90s in Hanatsubaki
Prologue
2021.05.10
Words by Nakako Hayashi
Photography by Mayumi Hosokura
In April 2018, a copy of Hanatsubaki was delivered to my home: No819 SUMMER ISSUE 2018. I took another issue of the magazine, No538 April 1995, down from my bookshelf. The person who links these two issues: Sofia Coppola.
At the back of the magazines, you will find two names. There’s me, who set up the interview with Sofia Coppola 23 years ago when I was editing the magazine, and there’s Kaoruko Sumi, who joined Shiseido at the same time as me and is now editor-in-chief of Hanatsubaki, where she created the ESSENCE OF ELEGANCE segment. Let’s communicate “elegance” to today’s readers by talking about the style of Sofia Coppola, thought Sumi-san, who got in touch with me—I now work as a freelance editor and writer. Hanatsubaki is now, as it was then, for Japanese women. I love it when the media addresses women.
“SOFIA COPPOLA/ACTRESS,” reads the article from 23 years ago. “She designs the kind of clothes she wants to wear and photographs the fun she has with friends. One after another, new possibilities are presenting themselves to the girl who ‘wants to express something.’” The article was my initiative, but I got one of our writers, Hiroko Matsuda, to do the interview and write it up. I wrote the lede quoted above. I think we get a sense of the kind of life Sofia Coppola was leading before she started directing films in 1998, and of the way the public saw her. In a message to readers, she wrote: “Go out, do what you want to do.” With her positive, self-affirming call for people to follow their interests, Sofia Coppola comes across as “a role model for young women”—someone to admire, to feel close to.
I joined Shiseido in 1988 and was immediately assigned to the Hanatsubaki editorial team, so the 1990s were when I learned to be an editor. Is it a good thing to write drafts on a word processor—won’t you forget how to write kanji characters? Is it acceptable to send and receive drafts by fax—wouldn’t it be rude not to go to the writer’s home to pick it up? These kinds of issues were being seriously debated.

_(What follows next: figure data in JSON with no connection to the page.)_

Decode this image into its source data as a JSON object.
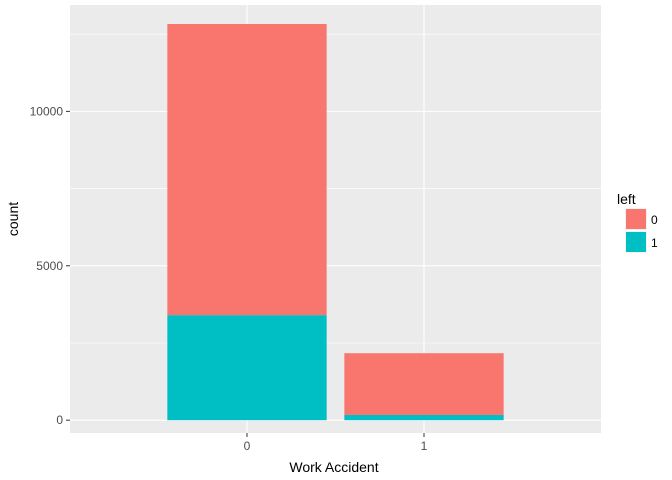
{
  "chart_data": {
    "type": "bar",
    "stacked": true,
    "categories": [
      "0",
      "1"
    ],
    "series": [
      {
        "name": "0",
        "values": [
          9428,
          2000
        ],
        "color": "#F8766D"
      },
      {
        "name": "1",
        "values": [
          3402,
          169
        ],
        "color": "#00BFC4"
      }
    ],
    "xlabel": "Work Accident",
    "ylabel": "count",
    "ylim": [
      -415,
      13445
    ],
    "yticks": [
      0,
      5000,
      10000
    ],
    "ytick_labels": [
      "0",
      "5000",
      "10000"
    ],
    "grid": true,
    "legend": {
      "title": "left",
      "position": "right",
      "items": [
        "0",
        "1"
      ]
    }
  }
}
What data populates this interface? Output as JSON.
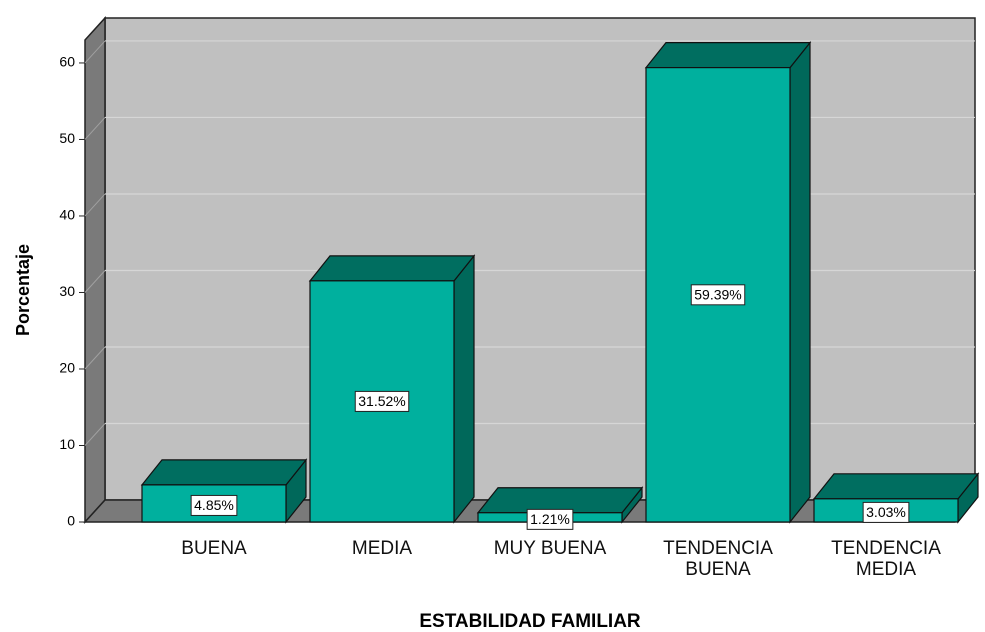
{
  "chart_data": {
    "type": "bar3d",
    "categories": [
      "BUENA",
      "MEDIA",
      "MUY BUENA",
      "TENDENCIA BUENA",
      "TENDENCIA MEDIA"
    ],
    "values": [
      4.85,
      31.52,
      1.21,
      59.39,
      3.03
    ],
    "value_labels": [
      "4.85%",
      "31.52%",
      "1.21%",
      "59.39%",
      "3.03%"
    ],
    "color": "#00b09e",
    "ylabel": "Porcentaje",
    "xlabel": "ESTABILIDAD FAMILIAR",
    "ylim": [
      0,
      63
    ],
    "yticks": [
      0,
      10,
      20,
      30,
      40,
      50,
      60
    ],
    "grid": true
  }
}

Osamu Ikeuchi, a regular contributor to our magazine, had a number of designated cafés; visiting him in one of these, you’d see an editor appear every hour to collect a draft. Month in, month out, Ikeuchi-sensei would chat for exactly an hour with each young editor (but not about the draft—it would be small talk about how the magazine staff are doing, and so on). To Ikeuchi-sensei, who usually wrote alone, these chats seemed to serve as breaks from work. He wrote for us for many years; I learned from my experiences with him that the relationship between a writer and a magazine is built from ties fostered in that kind of atmosphere.
I’ve worked in various roles since going freelance, but now and then I consult an old Hanatsubaki for reference. The one I return to most often is the 1995 Hanatsubaki bound volume, which contains all the issues from that year. Hiromix, Yurie Nagashima, Kim Gordon, Mike Mills, Keiko Sei, Martin Margiela, the riot grrrl magazine Bust, Takashi Homma’s Lithuania photos … There’s also Jack Pierson and Banana Yoshimoto. The back cover of the January issue notifies us that an exhibition of work by Nan Goldin and Nobuyoshi Araki is currently running at the Shiseido Gallery (the text reads: “Nov 14 – Dec 25, 1994, Nobuyoshi Araki + Nan Goldin: TOKYO LOVE Two world-famous photographers capture 1990s Tokyo in this joint exhibition”). Incidentally, Hiromix was featured in Araki’s photographs for this exhibition, which is how I first got to meet her—I have worked with her on various occasions since. Each 42-page issue is practically overflowing with coverage of people who remain central to my interests today. That’s the impression I get.
The year 1995 was when Windows 95 went on the market, and when the Tokyo subway sarin attack and Kobe earthquake happened. So it was also a noteworthy year in sociological terms; there was even an exhibition about it at the Museum of Contemporary Art Tokyo some years ago.
In these articles, I’d like to write about the people I met through Hanatsubaki in those days, while also bringing in more recent encounters. Speaking of which, last week I interviewed Chloë Sevigny, who was in Japan for an X-girl project. It has got me pondering once again the significance of that brand launched by Kim Gordon in 1994, yet another product of that period.